His research found that the problem was most acute with wealthy candidates, finding that they tended to “particularly repel” the working classes, because they were not seen as "approachable." Hence the being "intensely relaxed" about the grotesque wealth accumulated at the top 1%
“MPs from privileged backgrounds are perceived as less ‘in touch’ by working-class voters, who regard a pledge to stand up for the underprivileged as more credible coming from someone whose own background is modest than a similar promise coming from the child of millionaires".
Political parties had rightly tried hard to increase the representation of women, ethnic minorities and young people in Westminster. “But the representation of those groups has been growing over time, while the representation of working-class MPs has been falling".
Jonathan Ashworth said: “This is a problem for politics across the piste, but the @UKLabour party needs to increase its efforts to find candidates who come from the communities we want to represent.

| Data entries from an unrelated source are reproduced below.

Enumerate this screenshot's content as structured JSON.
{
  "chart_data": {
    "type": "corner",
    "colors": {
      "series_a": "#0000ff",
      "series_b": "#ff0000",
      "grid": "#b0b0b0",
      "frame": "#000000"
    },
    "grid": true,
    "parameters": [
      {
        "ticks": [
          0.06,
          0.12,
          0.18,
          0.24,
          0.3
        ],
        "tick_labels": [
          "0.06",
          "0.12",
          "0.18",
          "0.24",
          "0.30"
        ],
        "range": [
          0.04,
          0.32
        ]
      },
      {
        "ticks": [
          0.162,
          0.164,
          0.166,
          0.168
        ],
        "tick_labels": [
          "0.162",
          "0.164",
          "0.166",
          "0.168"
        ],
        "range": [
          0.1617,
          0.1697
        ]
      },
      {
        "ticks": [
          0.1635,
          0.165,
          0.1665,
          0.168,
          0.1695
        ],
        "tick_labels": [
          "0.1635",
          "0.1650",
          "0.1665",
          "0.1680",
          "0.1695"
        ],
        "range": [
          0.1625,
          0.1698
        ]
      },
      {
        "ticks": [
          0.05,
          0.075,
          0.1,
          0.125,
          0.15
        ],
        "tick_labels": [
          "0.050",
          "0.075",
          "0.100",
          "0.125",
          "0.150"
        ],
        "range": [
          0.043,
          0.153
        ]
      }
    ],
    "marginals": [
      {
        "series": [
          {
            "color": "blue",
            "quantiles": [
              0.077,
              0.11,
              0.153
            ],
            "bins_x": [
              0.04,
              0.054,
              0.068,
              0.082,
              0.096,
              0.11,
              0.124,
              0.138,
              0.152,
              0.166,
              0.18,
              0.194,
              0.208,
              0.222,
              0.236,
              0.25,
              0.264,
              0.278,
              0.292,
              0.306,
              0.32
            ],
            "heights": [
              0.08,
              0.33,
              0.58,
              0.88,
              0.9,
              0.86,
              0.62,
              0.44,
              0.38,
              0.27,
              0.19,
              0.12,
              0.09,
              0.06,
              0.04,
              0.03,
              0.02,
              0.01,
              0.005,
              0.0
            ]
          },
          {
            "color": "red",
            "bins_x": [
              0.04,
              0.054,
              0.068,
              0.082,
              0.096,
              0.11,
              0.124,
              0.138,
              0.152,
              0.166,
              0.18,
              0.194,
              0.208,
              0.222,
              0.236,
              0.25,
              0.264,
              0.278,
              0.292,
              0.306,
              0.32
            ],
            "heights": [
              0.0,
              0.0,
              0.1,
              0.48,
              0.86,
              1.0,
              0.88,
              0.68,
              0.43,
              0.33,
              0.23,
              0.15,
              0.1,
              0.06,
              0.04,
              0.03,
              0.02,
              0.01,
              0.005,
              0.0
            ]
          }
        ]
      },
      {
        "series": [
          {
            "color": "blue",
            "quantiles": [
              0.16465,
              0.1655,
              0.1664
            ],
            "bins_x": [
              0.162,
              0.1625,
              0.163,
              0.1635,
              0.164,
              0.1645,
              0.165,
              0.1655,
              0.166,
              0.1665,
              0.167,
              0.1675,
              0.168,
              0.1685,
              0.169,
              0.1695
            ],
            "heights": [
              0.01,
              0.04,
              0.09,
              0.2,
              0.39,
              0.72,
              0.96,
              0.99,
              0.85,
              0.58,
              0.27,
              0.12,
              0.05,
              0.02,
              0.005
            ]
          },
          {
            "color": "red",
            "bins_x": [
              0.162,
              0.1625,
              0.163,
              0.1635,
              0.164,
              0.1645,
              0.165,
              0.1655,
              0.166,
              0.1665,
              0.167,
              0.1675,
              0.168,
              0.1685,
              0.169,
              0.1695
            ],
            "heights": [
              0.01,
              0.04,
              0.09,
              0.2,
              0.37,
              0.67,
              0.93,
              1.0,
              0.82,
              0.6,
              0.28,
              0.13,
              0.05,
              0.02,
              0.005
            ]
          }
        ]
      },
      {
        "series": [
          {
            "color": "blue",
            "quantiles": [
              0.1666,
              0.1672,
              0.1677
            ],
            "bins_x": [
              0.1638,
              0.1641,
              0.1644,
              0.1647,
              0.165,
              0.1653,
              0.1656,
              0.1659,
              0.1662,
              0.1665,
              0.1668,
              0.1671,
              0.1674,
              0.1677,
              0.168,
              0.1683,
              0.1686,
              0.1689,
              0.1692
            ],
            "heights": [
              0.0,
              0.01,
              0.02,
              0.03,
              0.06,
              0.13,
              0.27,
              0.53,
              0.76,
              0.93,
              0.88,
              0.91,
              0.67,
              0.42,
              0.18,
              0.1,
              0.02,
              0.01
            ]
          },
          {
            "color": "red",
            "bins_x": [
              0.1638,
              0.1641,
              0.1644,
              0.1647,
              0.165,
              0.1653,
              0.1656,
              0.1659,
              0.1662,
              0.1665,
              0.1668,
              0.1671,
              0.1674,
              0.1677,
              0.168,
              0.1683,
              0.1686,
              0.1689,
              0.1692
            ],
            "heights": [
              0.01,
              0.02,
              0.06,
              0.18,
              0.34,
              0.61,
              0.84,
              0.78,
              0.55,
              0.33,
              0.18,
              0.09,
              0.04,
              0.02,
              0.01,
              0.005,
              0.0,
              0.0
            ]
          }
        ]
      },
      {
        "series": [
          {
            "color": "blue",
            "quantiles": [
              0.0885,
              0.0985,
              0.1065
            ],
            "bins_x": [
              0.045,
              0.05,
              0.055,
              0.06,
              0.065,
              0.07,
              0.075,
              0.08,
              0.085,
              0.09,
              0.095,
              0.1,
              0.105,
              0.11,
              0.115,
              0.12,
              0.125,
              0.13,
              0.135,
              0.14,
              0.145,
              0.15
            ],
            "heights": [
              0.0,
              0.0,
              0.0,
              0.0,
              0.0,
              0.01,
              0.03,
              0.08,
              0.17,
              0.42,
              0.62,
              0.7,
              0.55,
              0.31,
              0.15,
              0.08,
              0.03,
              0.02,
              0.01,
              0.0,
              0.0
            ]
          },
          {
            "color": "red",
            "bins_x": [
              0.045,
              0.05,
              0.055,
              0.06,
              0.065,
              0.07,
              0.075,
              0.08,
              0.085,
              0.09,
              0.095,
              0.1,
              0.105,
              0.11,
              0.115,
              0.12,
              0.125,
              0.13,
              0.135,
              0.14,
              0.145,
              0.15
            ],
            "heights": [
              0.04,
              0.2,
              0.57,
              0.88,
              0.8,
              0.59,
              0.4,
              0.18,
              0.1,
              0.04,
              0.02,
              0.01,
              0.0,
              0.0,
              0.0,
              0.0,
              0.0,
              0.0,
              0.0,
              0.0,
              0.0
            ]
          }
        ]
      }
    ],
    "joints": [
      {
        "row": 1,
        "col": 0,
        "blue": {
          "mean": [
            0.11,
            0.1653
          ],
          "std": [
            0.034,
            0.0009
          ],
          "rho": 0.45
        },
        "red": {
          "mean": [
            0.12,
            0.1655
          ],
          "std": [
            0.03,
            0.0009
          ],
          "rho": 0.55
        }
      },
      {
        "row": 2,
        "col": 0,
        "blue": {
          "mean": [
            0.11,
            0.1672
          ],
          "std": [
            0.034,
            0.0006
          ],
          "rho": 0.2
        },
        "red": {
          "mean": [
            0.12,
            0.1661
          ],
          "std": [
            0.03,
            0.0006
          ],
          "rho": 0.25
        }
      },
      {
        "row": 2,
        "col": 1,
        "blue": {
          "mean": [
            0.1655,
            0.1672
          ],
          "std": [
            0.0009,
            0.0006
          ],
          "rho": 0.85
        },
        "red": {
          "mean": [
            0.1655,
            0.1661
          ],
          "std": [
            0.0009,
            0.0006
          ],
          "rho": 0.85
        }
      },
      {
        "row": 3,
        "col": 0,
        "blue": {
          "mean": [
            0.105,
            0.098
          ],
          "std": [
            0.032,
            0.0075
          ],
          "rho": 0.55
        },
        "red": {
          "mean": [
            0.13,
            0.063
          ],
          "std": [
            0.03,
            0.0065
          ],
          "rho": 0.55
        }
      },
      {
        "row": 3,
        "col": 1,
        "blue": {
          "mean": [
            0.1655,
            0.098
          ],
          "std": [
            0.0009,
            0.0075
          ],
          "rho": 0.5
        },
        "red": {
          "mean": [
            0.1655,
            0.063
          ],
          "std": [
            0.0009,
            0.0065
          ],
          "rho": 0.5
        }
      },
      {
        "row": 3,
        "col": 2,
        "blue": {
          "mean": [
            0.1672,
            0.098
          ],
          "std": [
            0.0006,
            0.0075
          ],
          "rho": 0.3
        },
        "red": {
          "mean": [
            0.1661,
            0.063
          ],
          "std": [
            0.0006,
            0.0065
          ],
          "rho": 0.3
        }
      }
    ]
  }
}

That is more working-class, female & more black & ethnic minority candidates.”
I think @UKLabour members & supporters have a right to know what the Party's strategy is.

I'm getting fed up of waiting, of not knowing, & I get the impression that Labour has just gone back to the formula used by New Labour - but we're in a very different country & world now.
I see concerning signs that @UKLabour is losing support from important voters: from many w/c people who feel alienated, unrepresented & ignored; from the many women concerned about "self-ID"; from those concerned about climate-change; & especially from millions of voters who were
inspired to become Politically engaged by @UKLabour's more "radical" agenda (normal across much of western Europe), concerned with making society MUCH fairer & MUCH greener, primarily by tackling the greed & growing unchecked power of corporations, & grotesque wealth inequality.
We need a @UKLabour Party willing to tackle greed & corruption, which reduces division, which represents the 99% (not the 1%), which promotes secure jobs & fair pay for ALL workers, helps those in need & delivers a functional, impartial legal system which treats EVERYONE equally.